Update: Eric Eaton just provided us with the following information. ” Ok, the spiders from Ecuador and Costa Rica: They are most likely NOT wolf spiders, but wandering spiders, either in the family Ctenidae or Sparassidae. They tend to be more common, and even larger than, wolf spiders in the tropics. At least one species, Phoneutria fera, is extremely aggressive, with potentially deadly venom. Do not mess with large spiders in Central and South America! The venomous types are very difficult to distinguish from harmless species, and in any event, a bite is going to be really painful. These spiders sometimes stow away in bananas, houseplants, and other exported goods, so they can show up in odd places. Be careful where you put your hands:-) Oh, the lovely yellow moth is probably some kind of noctuid, which narrows it down to only several thousand species. Just thought I’d help you out there:-) Take care. Eric”
Letter 7 – Syngamia florella
(05/31/2007) whats this orange bug?
I went outside late one night and this pretty orange bug was on the porch ceiling What is it? Thanks,
Melanie (Ft Lauderdale)
We needed to do some research, but we located your moth, Syngamia florella, on BugGuide.
Letter 8 – Unknown Beautiful Moth from Florida
moth Ailanthus or Utetheisa morph?
While I was in Kinko’s waiting on my order I noticed this gorgeous moth sitting on a table in the store.

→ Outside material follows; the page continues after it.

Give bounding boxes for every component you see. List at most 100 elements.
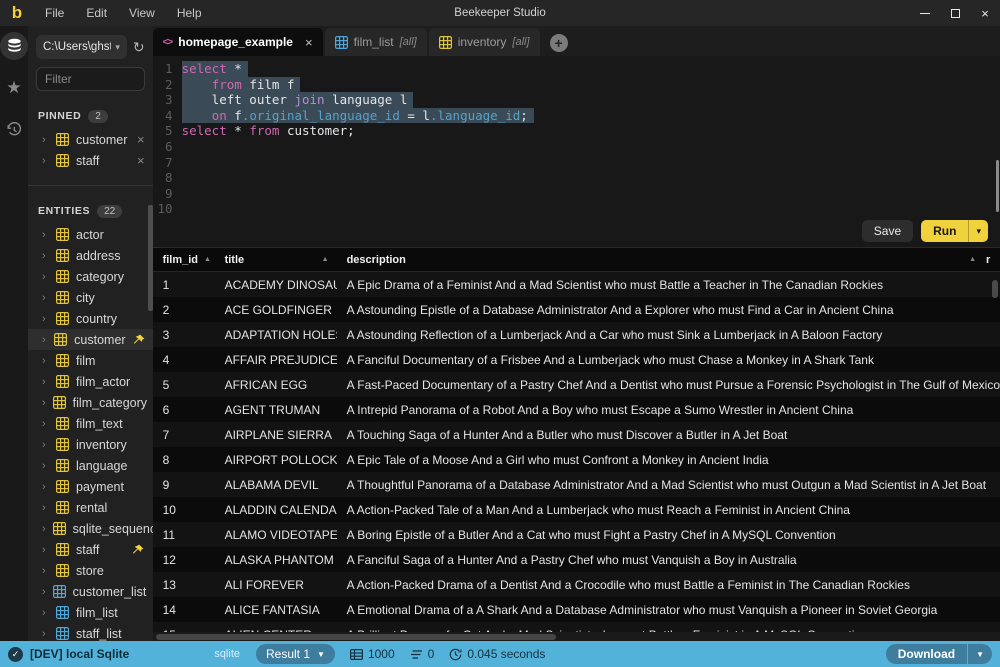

The moth measured about 1/2" long. I checked your site and didn’t find a moth that matched it, nor did I find it in any of my insect reference books. I live in Fort Lauderdale, Florida. The moth was really quite stunning and I’m very interested in finding out what it is!! Thank you for your help, I know you’re swamped with requests. Just remember all of your efforts are greatly appreciated!
We tried for about 20 minutes to identify your gorgeous moth, and were unsuccessful. We think this might be one of the Ermine Moths related to the Ailanthus Webworm, but it might also be one of the Arctiids. Living in Florida, there is always the chance things will blow in from the tropics.